In this fascinating book, Paul Warde, Libby Robin, and Sverker Sörlin trace the emergence of the concept of the environment following World War II, a period characterized by both hope for a new global order and fear of humans' capacity for almost limitless destruction. It was at this moment that a new idea and a new narrative about the planet-wide impact of people's behavior emerged, closely allied to anxieties for the future. Now we had a vocabulary for talking about how we were changing nature: resource exhaustion and energy, biodiversity, pollution, and--eventually--climate change.

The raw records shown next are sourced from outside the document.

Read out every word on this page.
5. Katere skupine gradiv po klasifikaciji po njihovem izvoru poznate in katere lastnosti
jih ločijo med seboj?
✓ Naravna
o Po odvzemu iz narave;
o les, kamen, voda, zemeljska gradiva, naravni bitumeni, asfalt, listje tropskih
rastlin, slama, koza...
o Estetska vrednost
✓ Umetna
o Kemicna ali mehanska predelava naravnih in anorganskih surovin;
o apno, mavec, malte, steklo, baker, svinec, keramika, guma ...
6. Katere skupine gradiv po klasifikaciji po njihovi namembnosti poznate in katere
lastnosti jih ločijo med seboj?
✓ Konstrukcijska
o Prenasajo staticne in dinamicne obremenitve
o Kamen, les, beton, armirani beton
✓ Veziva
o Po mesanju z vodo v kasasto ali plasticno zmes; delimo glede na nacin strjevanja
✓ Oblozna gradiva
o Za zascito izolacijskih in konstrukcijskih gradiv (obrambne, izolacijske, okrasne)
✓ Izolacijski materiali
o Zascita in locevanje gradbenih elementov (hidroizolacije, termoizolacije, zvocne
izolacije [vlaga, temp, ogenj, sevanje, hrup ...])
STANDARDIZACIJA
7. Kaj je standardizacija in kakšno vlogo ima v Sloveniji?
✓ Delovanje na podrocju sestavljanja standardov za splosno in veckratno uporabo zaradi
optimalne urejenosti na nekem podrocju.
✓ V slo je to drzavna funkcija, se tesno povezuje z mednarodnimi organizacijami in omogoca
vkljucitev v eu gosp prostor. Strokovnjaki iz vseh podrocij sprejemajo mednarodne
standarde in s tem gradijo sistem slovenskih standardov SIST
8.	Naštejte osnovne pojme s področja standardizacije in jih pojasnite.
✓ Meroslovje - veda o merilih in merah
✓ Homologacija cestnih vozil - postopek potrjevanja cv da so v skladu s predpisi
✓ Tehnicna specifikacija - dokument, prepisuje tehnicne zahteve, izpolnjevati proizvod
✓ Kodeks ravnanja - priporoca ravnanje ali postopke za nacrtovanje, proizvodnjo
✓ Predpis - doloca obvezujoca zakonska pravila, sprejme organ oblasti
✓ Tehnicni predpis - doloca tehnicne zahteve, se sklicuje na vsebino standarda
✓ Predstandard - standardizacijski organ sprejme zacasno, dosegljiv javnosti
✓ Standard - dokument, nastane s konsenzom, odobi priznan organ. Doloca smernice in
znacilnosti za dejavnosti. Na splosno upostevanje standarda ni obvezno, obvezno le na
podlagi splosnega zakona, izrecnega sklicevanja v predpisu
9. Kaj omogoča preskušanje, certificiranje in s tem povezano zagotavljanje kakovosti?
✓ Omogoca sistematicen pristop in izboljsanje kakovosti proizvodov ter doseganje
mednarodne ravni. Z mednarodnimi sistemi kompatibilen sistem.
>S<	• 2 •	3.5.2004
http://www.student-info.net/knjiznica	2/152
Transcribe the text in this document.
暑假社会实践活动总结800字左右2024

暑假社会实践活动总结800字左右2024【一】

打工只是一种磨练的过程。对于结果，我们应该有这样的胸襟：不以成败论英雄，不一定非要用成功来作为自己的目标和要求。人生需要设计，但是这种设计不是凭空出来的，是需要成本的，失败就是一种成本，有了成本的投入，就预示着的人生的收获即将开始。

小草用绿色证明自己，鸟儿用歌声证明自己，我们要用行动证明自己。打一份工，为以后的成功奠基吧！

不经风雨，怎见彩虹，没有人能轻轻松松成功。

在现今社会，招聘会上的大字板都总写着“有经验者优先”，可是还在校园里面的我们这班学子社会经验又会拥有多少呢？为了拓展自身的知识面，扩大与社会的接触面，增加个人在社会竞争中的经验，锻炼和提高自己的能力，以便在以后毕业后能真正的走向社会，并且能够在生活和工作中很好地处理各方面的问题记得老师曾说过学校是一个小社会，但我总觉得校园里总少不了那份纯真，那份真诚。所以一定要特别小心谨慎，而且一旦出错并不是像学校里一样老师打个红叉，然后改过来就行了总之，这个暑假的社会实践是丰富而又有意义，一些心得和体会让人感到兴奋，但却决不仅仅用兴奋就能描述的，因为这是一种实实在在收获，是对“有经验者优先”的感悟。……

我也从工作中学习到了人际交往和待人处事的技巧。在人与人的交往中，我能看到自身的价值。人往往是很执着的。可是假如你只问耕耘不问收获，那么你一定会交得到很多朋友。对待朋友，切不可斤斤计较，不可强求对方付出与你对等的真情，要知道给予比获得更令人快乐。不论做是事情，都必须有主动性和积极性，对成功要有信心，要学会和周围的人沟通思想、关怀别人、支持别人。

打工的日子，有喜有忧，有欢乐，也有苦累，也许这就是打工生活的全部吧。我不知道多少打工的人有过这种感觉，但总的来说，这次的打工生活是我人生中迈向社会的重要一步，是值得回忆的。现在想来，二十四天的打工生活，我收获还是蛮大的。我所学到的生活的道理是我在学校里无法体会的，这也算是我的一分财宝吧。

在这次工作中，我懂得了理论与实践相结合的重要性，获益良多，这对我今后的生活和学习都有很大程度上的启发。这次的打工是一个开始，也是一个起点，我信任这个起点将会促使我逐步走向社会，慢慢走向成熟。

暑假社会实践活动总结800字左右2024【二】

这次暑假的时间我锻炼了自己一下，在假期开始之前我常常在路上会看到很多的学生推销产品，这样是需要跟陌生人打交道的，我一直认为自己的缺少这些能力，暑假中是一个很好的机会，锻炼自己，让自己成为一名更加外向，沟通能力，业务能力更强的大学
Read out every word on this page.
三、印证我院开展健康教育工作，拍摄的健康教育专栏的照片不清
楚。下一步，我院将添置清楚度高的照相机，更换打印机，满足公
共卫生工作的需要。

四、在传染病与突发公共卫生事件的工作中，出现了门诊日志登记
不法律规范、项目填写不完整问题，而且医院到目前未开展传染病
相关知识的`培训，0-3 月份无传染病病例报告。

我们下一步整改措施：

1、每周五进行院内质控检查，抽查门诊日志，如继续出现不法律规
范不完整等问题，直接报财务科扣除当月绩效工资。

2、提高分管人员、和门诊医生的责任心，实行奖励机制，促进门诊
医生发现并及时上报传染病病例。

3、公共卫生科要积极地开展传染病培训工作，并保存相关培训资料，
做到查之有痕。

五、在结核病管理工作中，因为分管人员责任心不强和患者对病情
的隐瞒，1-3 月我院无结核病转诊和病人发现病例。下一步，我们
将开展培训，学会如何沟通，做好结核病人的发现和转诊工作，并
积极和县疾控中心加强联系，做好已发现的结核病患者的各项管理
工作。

With the rise of "the environment," the authors argue, came new expertise, making certain kinds of knowledge crucial to understanding the future of our planet. The untold history of how people came to conceive, to manage, and to dispute environmental crisis, The Environment is essential reading for anyone who wants to help protect the environment from the numerous threats it faces today.

Book Details

  • Publisher: Johns Hopkins University Press
  • Publish Date: Nov 30th, 2018
  • Pages: 256
  • Language: English
  • Dimensions: 8.20in - 5.40in - 0.80in - 0.80lb
  • EAN: 9781421426792
  • Recommended age: 18-UP
  • Categories: HistoryLife Sciences - EcologyHuman Geography

About the Author

Warde, Paul: - Paul Warde is Professor of environmental history at the University of Cambridge, England.
Robin, Libby: - Libby Robin is Emeritus Professor at The Australian National University.
Sörlin, Sverker: - Sverker Sörlin is Professor of environmental history at the KTH Royal Institute of Technology and a cofounder of the KTH Environmental Humanities Laboratory.
Praise for this book
Our relationship with nature goes far beyond resources, amenity, or the scientific idea of an archive we learn to read. There are, as The Environment shows, ethical complexities in how we use and abuse the planet--and in how we frame its improbable riches.
--Nature
Despite the importance in recent decades of environmentalism, environmental protection, environmental science, and so on, there has been strikingly little discussion of what exactly the environment is. Paul Warde, Libby Robin, and Sverker Sörlin examine the history of the concept as it has developed since the end of the Second World War, when they argue it took on its modern significance. The book is strongest in tracing the ways that changes in scientific institutions helped develop the modern idea of environment, as well as in its discussion of the ways that idea entered the popular imagination through works by Rachel Carson and others.
--Environmental History
This engaging and accessible book should be required reading for anyone concerned with the development of 'the environment' as a conceptual lodestone of both science and politics in the mid- to late-twentieth century. Moreover, it will be richly rewarding for anyone wishing to teach, research, or simply better understand the path dependencies and political dynamics of environmental issues today.
--Local Environment
Demonstrates the power of history to speak into the present. A wonderfully succinct, compelling, and revealing piece of writing.
--Australian Book Review
This is a highly recommended book that agricultural and rural historians will appreciate the significance of in tracing the history of the environment. It will be of interest to a wide academic readership, including historians of the environment, ideas, politics, science and technology. More importantly, this book deserves to be read by the wider public as it explains how perceptions of the environment have evolved relative to the history of the twentieth century. Understanding this history can inform contemporary responses to present and future environmental issues.